These are high-intent searches. These people aren’t browsing. They have a problem and they want a solution. They’ll click the first result that looks credible, read the page, and make a call. If you’re not in the results, that customer goes to someone else. Not because they’re better than you — just because they showed up and you didn’t.
A website isn’t a vanity project. It’s how people who need you right now find you.
The Two Work Better Together
Let’s be clear: this isn’t about abandoning Instagram. It’s about giving it a partner.
Social media is where you whisper, “Hey, I exist, and I’m worth paying attention to.” Your website is where you prove it. One without the other is like having a shop with a gorgeous window display but no door — or a beautiful shop interior that no one can find down a dark alley.

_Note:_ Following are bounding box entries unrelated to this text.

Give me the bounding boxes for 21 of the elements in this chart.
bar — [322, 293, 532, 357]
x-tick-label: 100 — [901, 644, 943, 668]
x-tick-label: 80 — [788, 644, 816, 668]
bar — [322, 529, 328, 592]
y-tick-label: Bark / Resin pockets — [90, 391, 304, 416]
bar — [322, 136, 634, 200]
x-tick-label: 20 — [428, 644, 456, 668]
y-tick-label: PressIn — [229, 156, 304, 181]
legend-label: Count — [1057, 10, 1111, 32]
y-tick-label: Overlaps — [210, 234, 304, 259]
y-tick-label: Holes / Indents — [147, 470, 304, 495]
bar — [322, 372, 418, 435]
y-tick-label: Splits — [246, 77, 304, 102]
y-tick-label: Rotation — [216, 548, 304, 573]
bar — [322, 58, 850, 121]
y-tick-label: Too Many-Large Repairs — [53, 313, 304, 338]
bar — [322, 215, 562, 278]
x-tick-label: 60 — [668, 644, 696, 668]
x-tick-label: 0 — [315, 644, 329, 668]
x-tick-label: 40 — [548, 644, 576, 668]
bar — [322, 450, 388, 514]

When someone finds you on Instagram, they often have a few flickering seconds of curiosity. If you can send them to a website that loads fast, looks professional, and gives them exactly what they need — your story, your prices, a way to book — you’ve made it effortless for them to become a customer. That’s the whole game.
What to Do Next
If you’ve read this far, you already sense that relying entirely on rented ground might be riskier than it feels day to day. The good news is that building a website is far simpler and more affordable than it was five years ago.
Here’s the practical path forward:
- Don’t abandon social media. Keep posting. Keep engaging. It’s still your best tool for building awareness and personality.
- Get a website. Even a simple, fast, professional one-page site is infinitely better than nothing. It gives you a permanent address, a place to send people for details, and a presence on Google.
- Connect the two. Put your website link in your Instagram bio. Mention it in your stories. Add it to your email signature. Let social media feed your website, and let your website close the deal.
If you’re wondering about the options — Wix, Squarespace, hiring a developer — we’ve written an honest comparison that breaks down the pros, cons, and real costs of each path: Wix vs Squarespace vs Hiring a Developer.
And if you want a website that loads instantly, costs nothing to host, and never needs maintenance, that’s exactly what we build. Take a look at our landing page service to see how it works.
A website isn’t a magic wand, but it is a foundation. It gives you a permanent address in a world of temporary rentals. It’s the place your Instagram followers go when they’re ready to take the next step, and the place strangers find you when they need you most. You don’t need to choose between social media and a website — you just need to own your corner of the internet. Once you do, every post, every reel, and every recommendation has somewhere solid to point to.